The news media were ecstatic when the government said in January that the economy grew by 3.2 percent in the final three months of 2013. It was convincing proof, they said on the nightly news, that the economy had finally recovered from its chronic lethargy.
However, according to a revised estimate released Thursday by the U.S. Commerce Department’s Bureau of Economic Analysis, that 3.2 percent figure was a wild exaggeration.
The U.S. gross domestic product (GDP), the broadest measure of our country’s entire economic output, grew no more than 2.6 percent in the fourth quarter — a pitifully low growth rate for the largest economy in the world.
“Averaged across the four quarters of last year, real GDP added 1.9 percent in 2013 from 2012,” said Forbes’ website reported.
You didn’t hear about this on the nightly network news on Thursday? I’m not surprised. More often than not, the network news tends to ignore poor economic data, while exaggerating the significance of occasional numbers that they say prove the Obama economy is turning around.
But 1.9 percent growth for all of last year is dreadful by any comparison, and economists aren’t expecting anything much better than somewhere around 2 percent in the first quarter and maybe beyond. By any relevant comparison, this is another sign that the U.S. economy continues to stumble along at a weak, subpar pace in the sixth year of Barack Obama’s economically unfulfilled presidency.
It’s “hardly the 4 to 5 percent [growth rate] needed to provide enough jobs and restore housing prices to prerecession levels,” says Peter Morici, an economist at the University of Maryland’s School of Business.
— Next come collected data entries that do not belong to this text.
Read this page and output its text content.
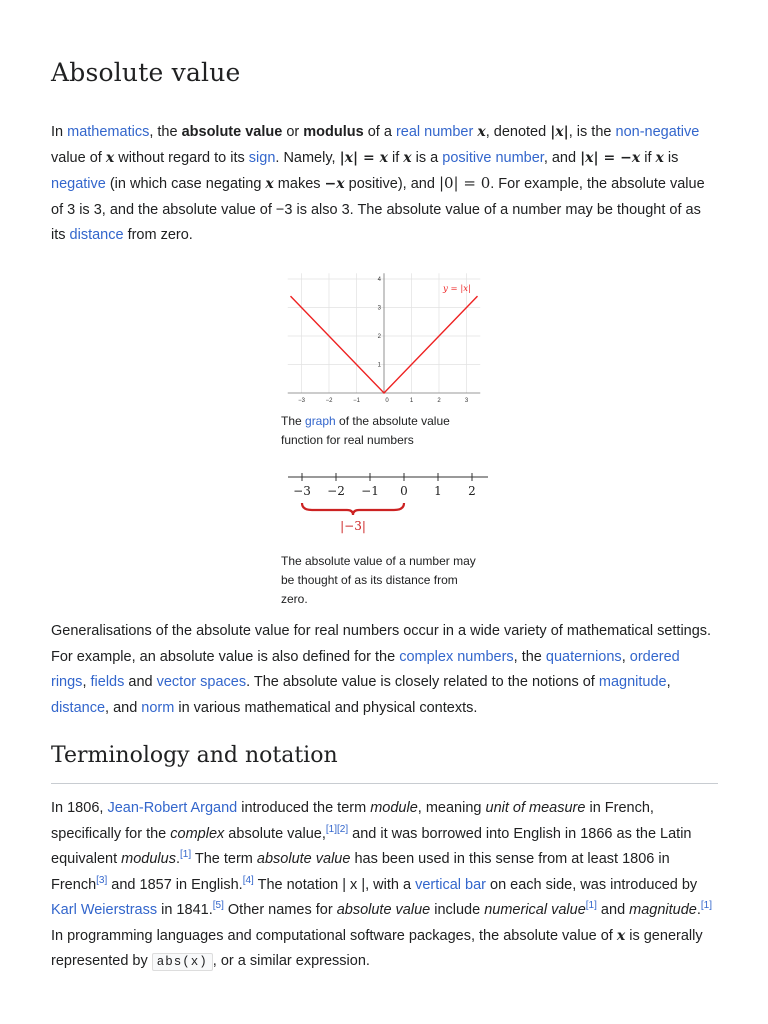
Absolute value

In mathematics, the absolute value or modulus of a real number x, denoted |x|, is the non-negative value of x without regard to its sign. Namely, |x| = x if x is a positive number, and |x| = −x if x is negative (in which case negating x makes −x positive), and |0| = 0. For example, the absolute value of 3 is 3, and the absolute value of −3 is also 3. The absolute value of a number may be thought of as its distance from zero.

−3	−2	−1	0	1	2	3
1
2
3
4
y = |x|
The graph of the absolute value function for real numbers
−3 −2 −1 0 1 2
|−3|
The absolute value of a number may be thought of as its distance from zero.

Generalisations of the absolute value for real numbers occur in a wide variety of mathematical settings. For example, an absolute value is also defined for the complex numbers, the quaternions, ordered rings, fields and vector spaces. The absolute value is closely related to the notions of magnitude, distance, and norm in various mathematical and physical contexts.

Terminology and notation

In 1806, Jean-Robert Argand introduced the term module, meaning unit of measure in French, specifically for the complex absolute value,[1][2] and it was borrowed into English in 1866 as the Latin equivalent modulus.[1] The term absolute value has been used in this sense from at least 1806 in French[3] and 1857 in English.[4] The notation | x |, with a vertical bar on each side, was introduced by Karl Weierstrass in 1841.[5] Other names for absolute value include numerical value[1] and magnitude.[1] In programming languages and computational software packages, the absolute value of x is generally represented by abs(x) , or a similar expression.
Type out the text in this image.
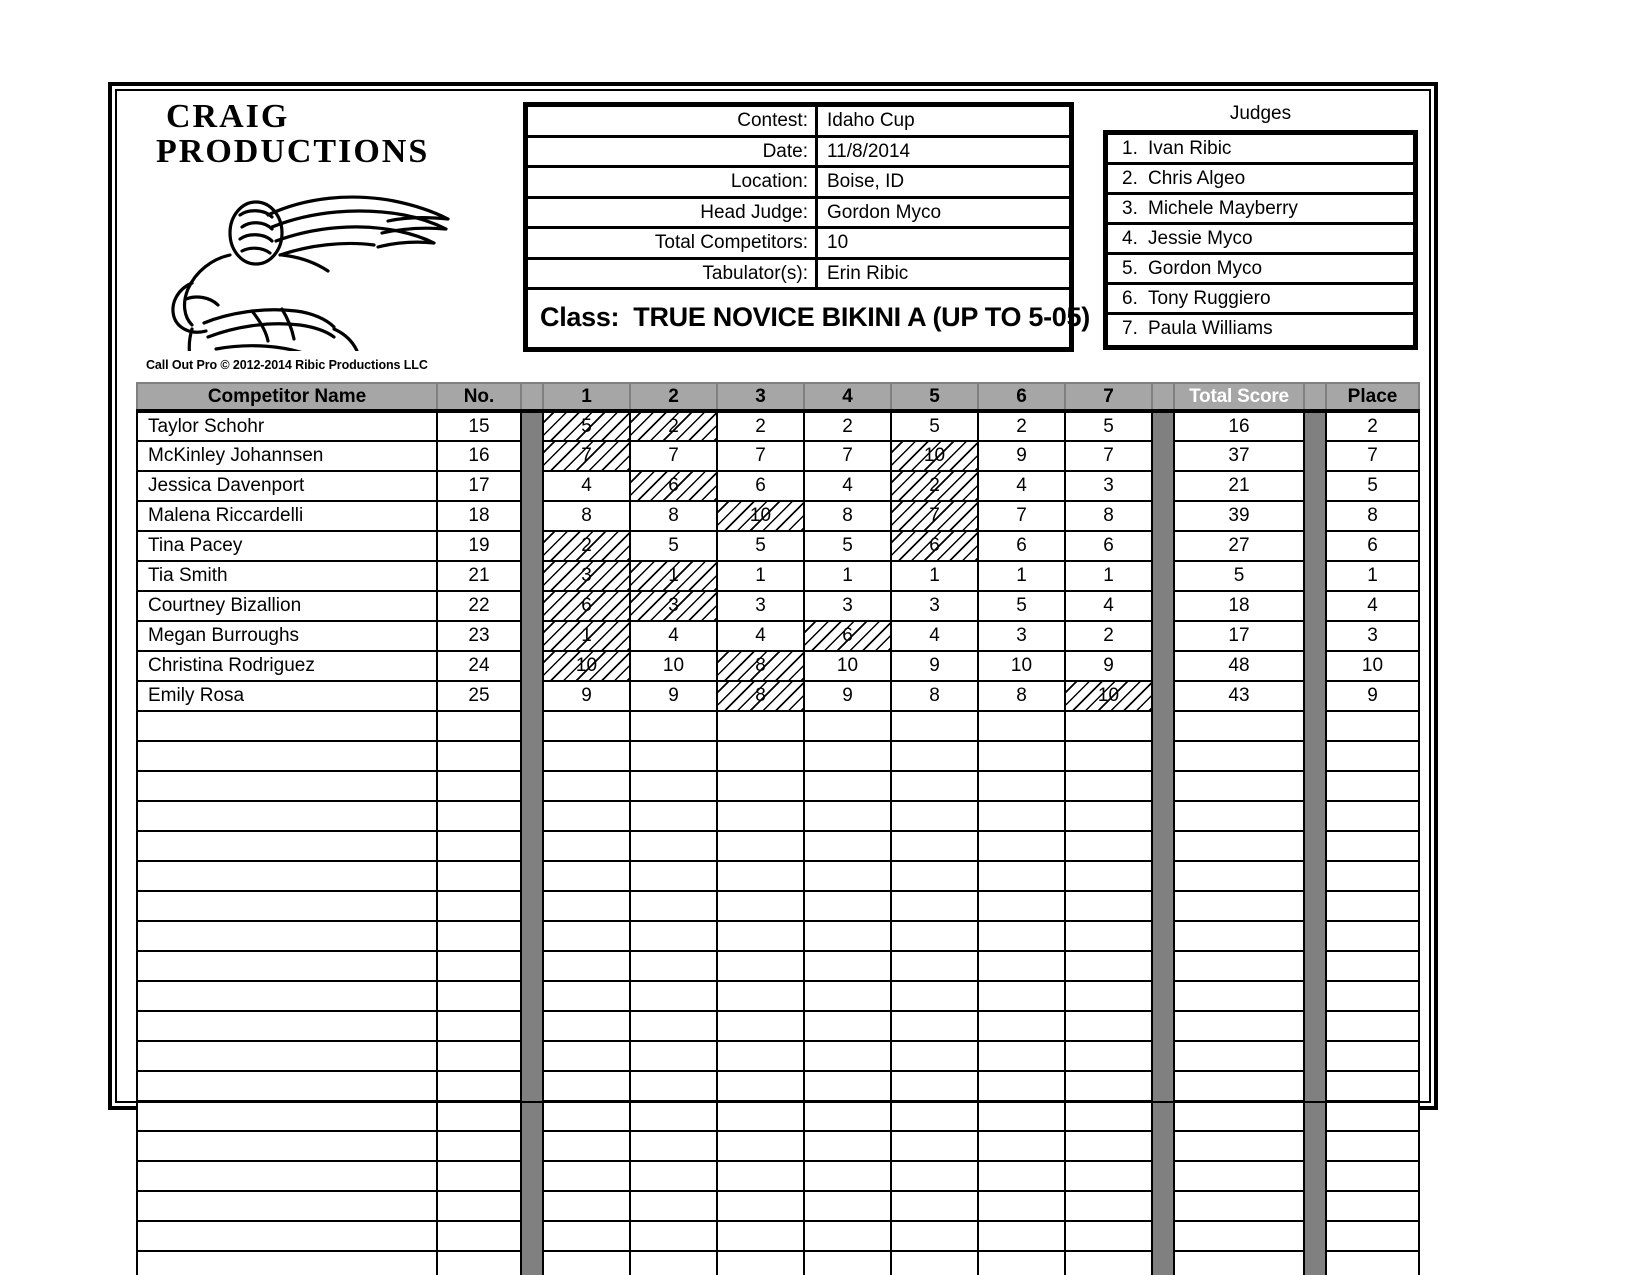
CRAIG
PRODUCTIONS
Call Out Pro © 2012-2014 Ribic Productions LLC
Contest:	Idaho Cup
Date:	11/8/2014
Location:	Boise, ID
Head Judge:	Gordon Myco
Total Competitors:	10
Tabulator(s):	Erin Ribic
Class: TRUE NOVICE BIKINI A (UP TO 5-05)
Judges
1. Ivan Ribic
2. Chris Algeo
3. Michele Mayberry
4. Jessie Myco
5. Gordon Myco
6. Tony Ruggiero
7. Paula Williams
Competitor Name	No.		1	2	3	4	5	6	7		Total Score		Place
Taylor Schohr	15		5	2	2	2	5	2	5		16		2
McKinley Johannsen	16		7	7	7	7	10	9	7		37		7
Jessica Davenport	17		4	6	6	4	2	4	3		21		5
Malena Riccardelli	18		8	8	10	8	7	7	8		39		8
Tina Pacey	19		2	5	5	5	6	6	6		27		6
Tia Smith	21		3	1	1	1	1	1	1		5		1
Courtney Bizallion	22		6	3	3	3	3	5	4		18		4
Megan Burroughs	23		1	4	4	6	4	3	2		17		3
Christina Rodriguez	24		10	10	8	10	9	10	9		48		10
Emily Rosa	25		9	9	8	9	8	8	10		43		9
That’s the kind of robust economic growth rate we need to produce 350,000 jobs a month to boost employment to prerecession levels. Instead, the economy is often producing far fewer than 200,000 jobs a month — nowhere near what is needed to put Americans back to work.
Mr. Obama’s underperforming economy created a little more than 100,000 jobs in January, and a disappointing 175,000 in February, with little expectations of significantly larger job numbers in the months to come. Indeed, the jobless rate inched up last month to 6.7 percent because of the weak jobs numbers and a growing number of discouraged long-term job seekers who have quit looking for work.
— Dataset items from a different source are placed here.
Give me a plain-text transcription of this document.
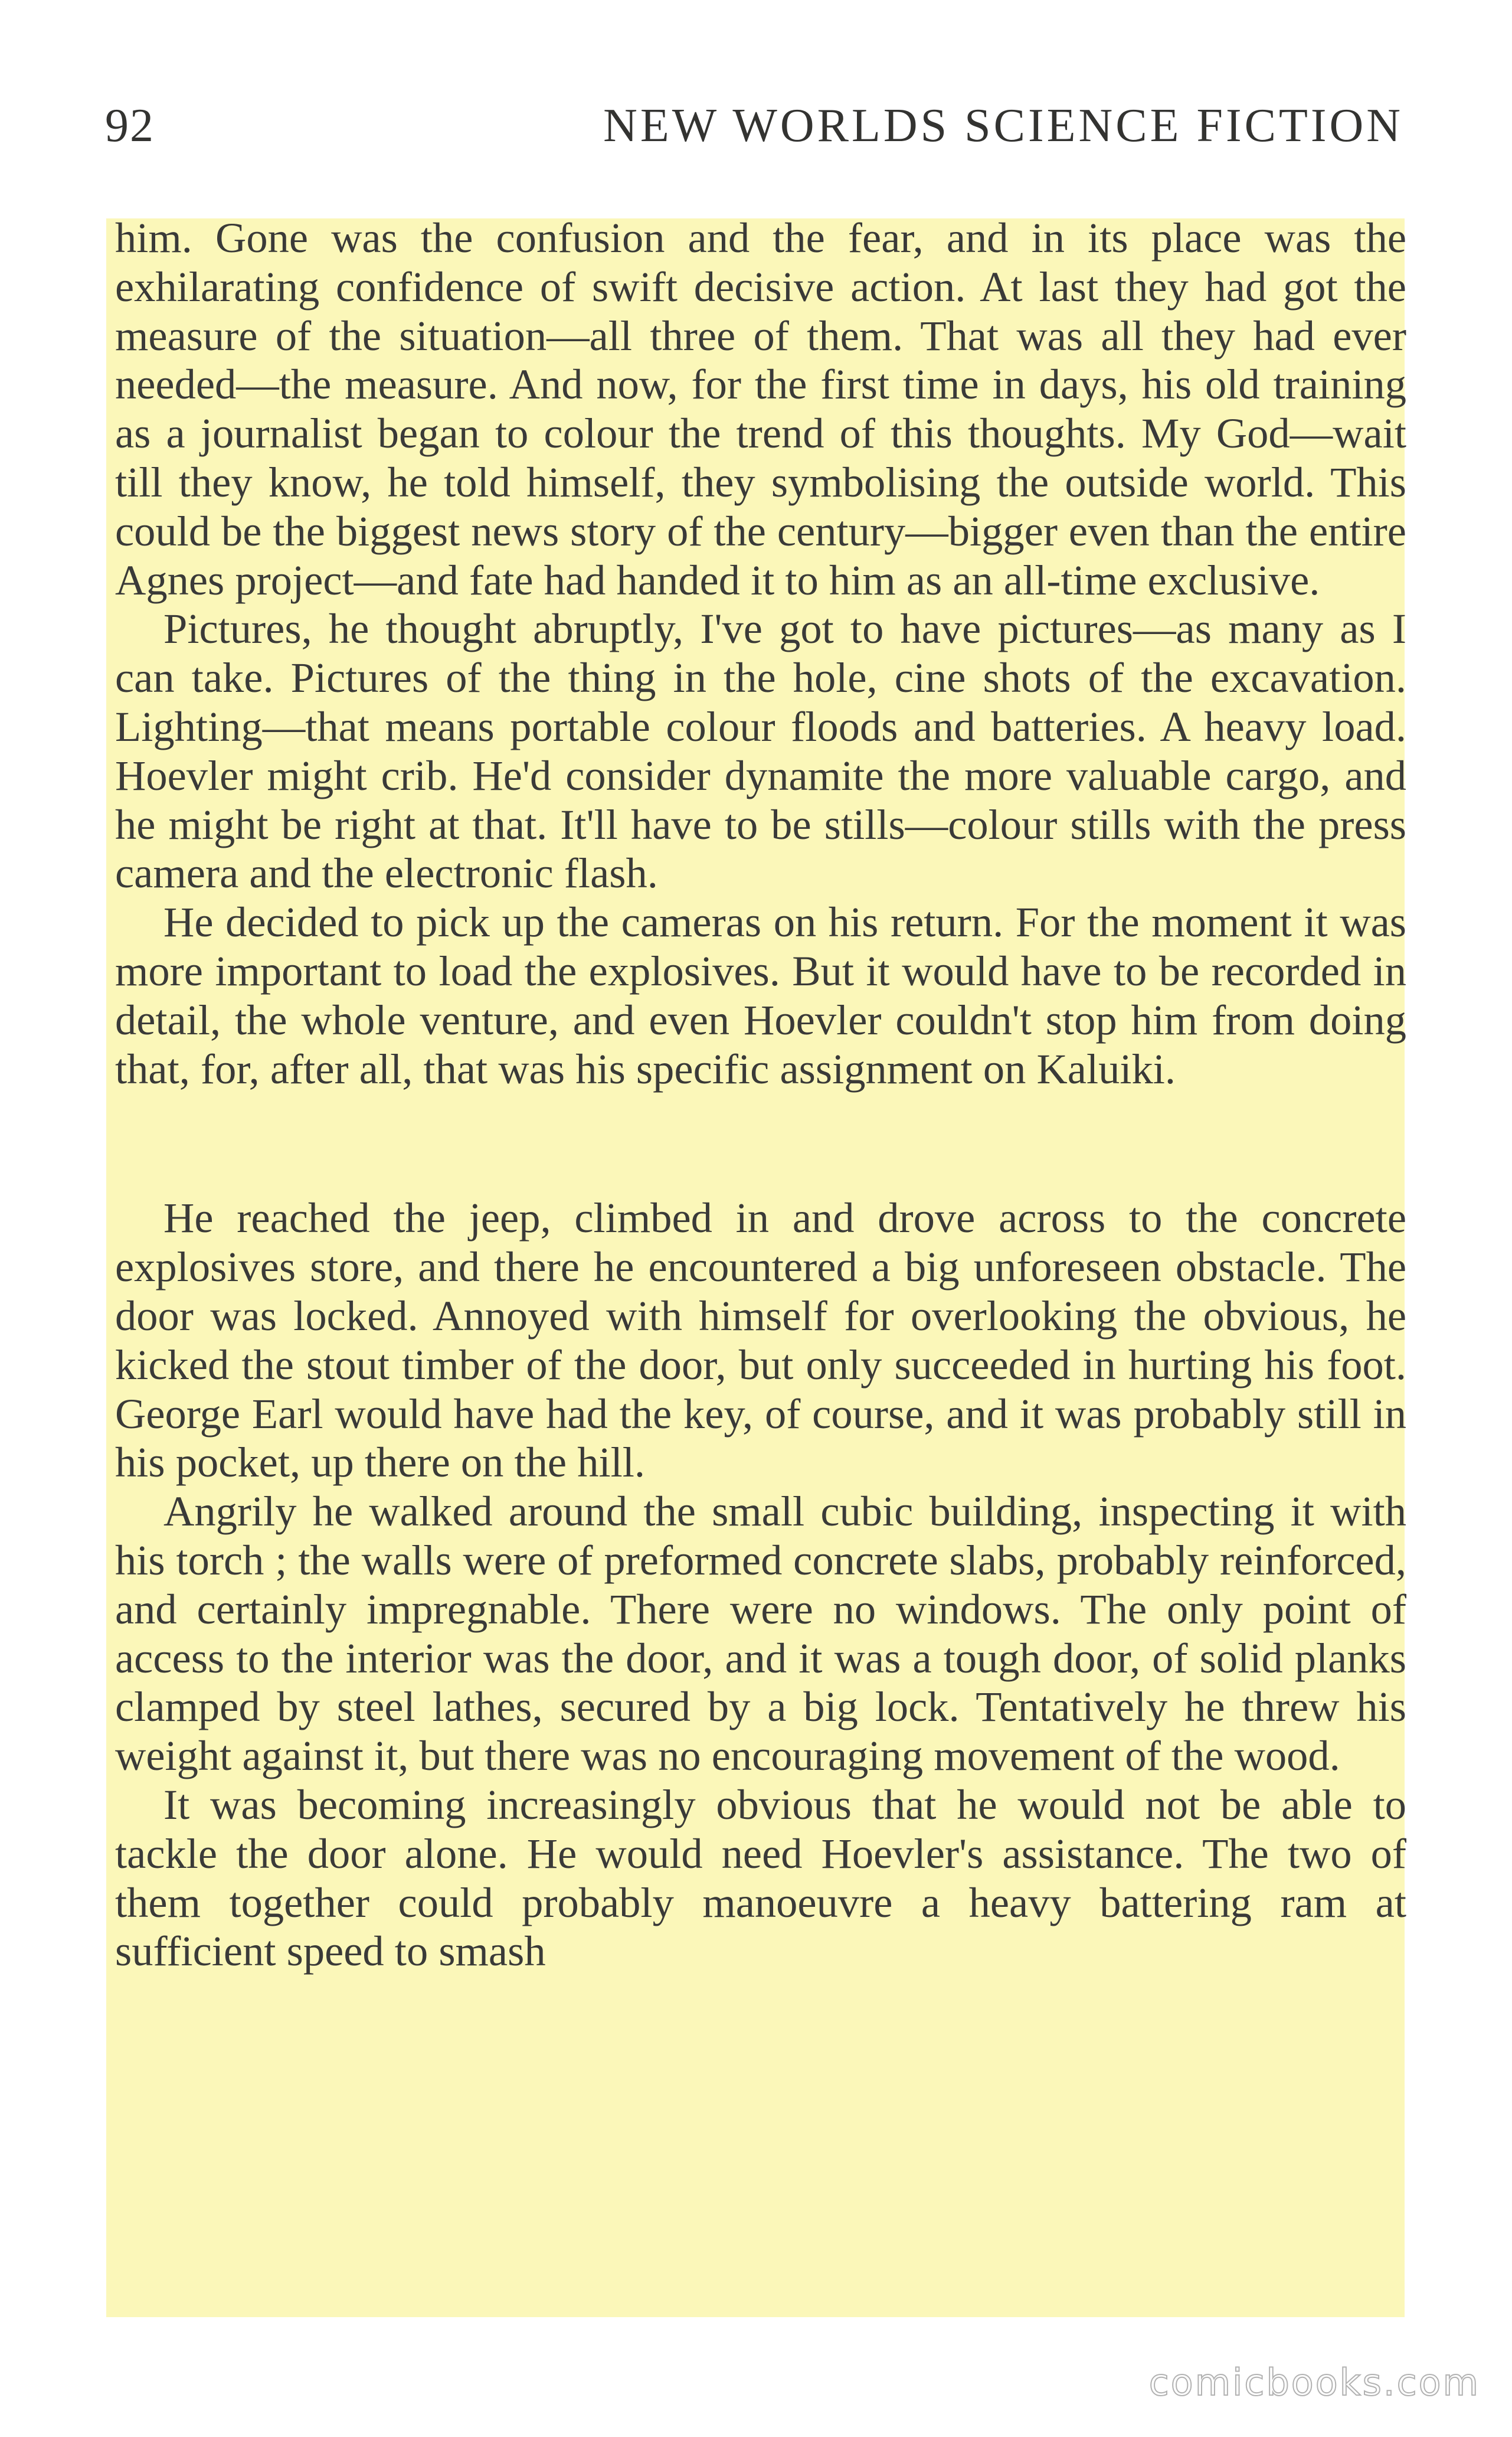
92	NEW WORLDS SCIENCE FICTION

him. Gone was the confusion and the fear, and in its place was the exhilarating confidence of swift decisive action. At last they had got the measure of the situation—all three of them. That was all they had ever needed—the measure. And now, for the first time in days, his old training as a journalist began to colour the trend of this thoughts. My God—wait till they know, he told himself, they symbolising the outside world. This could be the biggest news story of the century—bigger even than the entire Agnes project—and fate had handed it to him as an all-time exclusive.

Pictures, he thought abruptly, I've got to have pictures—as many as I can take. Pictures of the thing in the hole, cine shots of the excavation. Lighting—that means portable colour floods and batteries. A heavy load. Hoevler might crib. He'd consider dynamite the more valuable cargo, and he might be right at that. It'll have to be stills—colour stills with the press camera and the electronic flash.

He decided to pick up the cameras on his return. For the moment it was more important to load the explosives. But it would have to be recorded in detail, the whole venture, and even Hoevler couldn't stop him from doing that, for, after all, that was his specific assignment on Kaluiki.

He reached the jeep, climbed in and drove across to the concrete explosives store, and there he encountered a big unforeseen obstacle. The door was locked. Annoyed with himself for overlooking the obvious, he kicked the stout timber of the door, but only succeeded in hurting his foot. George Earl would have had the key, of course, and it was probably still in his pocket, up there on the hill.

Angrily he walked around the small cubic building, inspecting it with his torch ; the walls were of preformed concrete slabs, probably reinforced, and certainly impregnable. There were no windows. The only point of access to the interior was the door, and it was a tough door, of solid planks clamped by steel lathes, secured by a big lock. Tentatively he threw his weight against it, but there was no encouraging movement of the wood.

It was becoming increasingly obvious that he would not be able to tackle the door alone. He would need Hoevler's assistance. The two of them together could probably manoeuvre a heavy battering ram at sufficient speed to smash

comicbooks.com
If all of these uncounted discouraged workers began looking for a job again, the real unemployment rate would be 9.6 percent, Mr. Morici says.
With the fourth-quarter economic growth rate running in the anemic 2 percent range, economists aren’t expecting the GDP to improve much in the first half of this year, either.
“We’ve had a significant falloff,” Dan North, chief economist for Euler Hermes, told Forbes.
A chief reason economic growth has slowed, he says, can be found in a separate Bureau of Economic Analysis report, which shows that personal income “hasn’t grown in several months, making it unlikely consumer demand will pick up in the months ahead.”
While some economists are forecasting GDP growth may reach 3 percent later this year, even that would be subpar for our economy. “The U.S. is not on the verge of a boom. GDP growth of 3 percent would be the fastest rate since 2005, [but] it is still well below the average of 4 percent in the 1990s,” Mr. Hermes said.
That was in President Clinton’s second term after he had cut the capital-gains tax rate, triggering a wave of new venture-capital investment that led to stronger economic growth and a job boom, especially in the high-tech sector.